Le Yi-King tente de faire saisir directement le principe des mouvements, des situations rencontrées. Il ne mobilise pas l’intellect, la raison cartésienne et sa capacité d’analyse, de classement, de comparaison et de jugement.

Il oblige les hommes, et tout particulièrement les occidentaux modernes qui ont aiguisé leurs facultés intellectuelles, à renoncer à leur mental discriminant. Alors que la science est analytique, car elle isole le phénomène étudié de son contexte, la pensée orientale est synthétique : elle apprend à tout embrasser d’un seul coup d’œil et à lire les rapports.

La compréhension profonde du message du yi-King suppose donc un éveil particulier de la conscience, une intelligence du cœur, une mise en retrait des conditionnements mentaux ou,pour parler dans un langage propre au yi-King, des multiples petits yins qui encapsulent la révélation du grand Yang.
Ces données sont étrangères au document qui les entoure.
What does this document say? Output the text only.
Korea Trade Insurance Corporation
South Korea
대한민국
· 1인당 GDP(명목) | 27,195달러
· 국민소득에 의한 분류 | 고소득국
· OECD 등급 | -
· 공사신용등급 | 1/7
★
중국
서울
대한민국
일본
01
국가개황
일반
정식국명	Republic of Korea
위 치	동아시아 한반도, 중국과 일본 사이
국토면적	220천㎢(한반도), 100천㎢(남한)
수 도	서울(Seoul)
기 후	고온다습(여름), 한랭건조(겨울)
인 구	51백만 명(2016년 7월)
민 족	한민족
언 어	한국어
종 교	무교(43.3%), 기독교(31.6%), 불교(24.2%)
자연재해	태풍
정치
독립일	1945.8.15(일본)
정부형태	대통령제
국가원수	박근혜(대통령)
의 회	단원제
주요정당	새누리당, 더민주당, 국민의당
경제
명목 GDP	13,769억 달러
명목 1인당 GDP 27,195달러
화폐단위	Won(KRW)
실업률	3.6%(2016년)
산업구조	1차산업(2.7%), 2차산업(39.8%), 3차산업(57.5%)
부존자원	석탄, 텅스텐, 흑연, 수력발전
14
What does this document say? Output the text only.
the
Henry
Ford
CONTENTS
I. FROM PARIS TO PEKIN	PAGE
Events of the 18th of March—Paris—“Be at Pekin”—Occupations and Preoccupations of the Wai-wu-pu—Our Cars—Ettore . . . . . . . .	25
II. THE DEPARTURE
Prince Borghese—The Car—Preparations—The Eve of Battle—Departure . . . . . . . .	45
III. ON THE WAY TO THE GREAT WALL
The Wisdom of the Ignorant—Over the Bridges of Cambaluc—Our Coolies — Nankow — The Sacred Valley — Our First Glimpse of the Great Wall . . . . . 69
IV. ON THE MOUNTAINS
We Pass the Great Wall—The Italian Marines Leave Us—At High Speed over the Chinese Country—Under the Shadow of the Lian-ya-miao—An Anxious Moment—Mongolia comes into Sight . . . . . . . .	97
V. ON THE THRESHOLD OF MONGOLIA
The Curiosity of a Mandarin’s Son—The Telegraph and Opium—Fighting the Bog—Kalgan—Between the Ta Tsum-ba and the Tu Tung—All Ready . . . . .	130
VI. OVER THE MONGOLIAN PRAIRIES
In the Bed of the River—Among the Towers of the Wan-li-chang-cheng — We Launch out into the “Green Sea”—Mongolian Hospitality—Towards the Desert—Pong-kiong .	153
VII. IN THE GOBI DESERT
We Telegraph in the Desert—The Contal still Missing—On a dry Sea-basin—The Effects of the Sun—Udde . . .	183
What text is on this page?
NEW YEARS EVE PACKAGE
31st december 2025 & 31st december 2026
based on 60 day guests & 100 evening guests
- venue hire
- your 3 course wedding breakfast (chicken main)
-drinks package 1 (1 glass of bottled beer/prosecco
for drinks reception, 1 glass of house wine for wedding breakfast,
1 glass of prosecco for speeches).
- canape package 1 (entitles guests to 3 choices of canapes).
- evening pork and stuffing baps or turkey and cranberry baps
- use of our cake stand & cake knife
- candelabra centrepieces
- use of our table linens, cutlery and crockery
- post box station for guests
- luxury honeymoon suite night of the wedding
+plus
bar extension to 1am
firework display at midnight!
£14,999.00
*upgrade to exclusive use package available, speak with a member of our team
L’hexagramme n° 59 intitulé « la dispersion » traduit bien cette approche :

« Quand le yang et le yin, l’essence et la sensibilité perdent leur équilibre, l’esprit du Tao s’obscurcit, et le mental surgit, l’énergie saine s’affaiblit et l’énergie aberrante se développe ».

Cet ouvrage met à la disposition des hommes et des femmes d’aujourd’hui un enseignement vivant, une voie spirituelle actuelle, qui peut être comprise et suivie par tous ceux qui se relient intérieurement à sa source. Il leur permet ainsi d’identifier ce qui les sépare de Tao, du Divin, de Dieu, de la Lumière.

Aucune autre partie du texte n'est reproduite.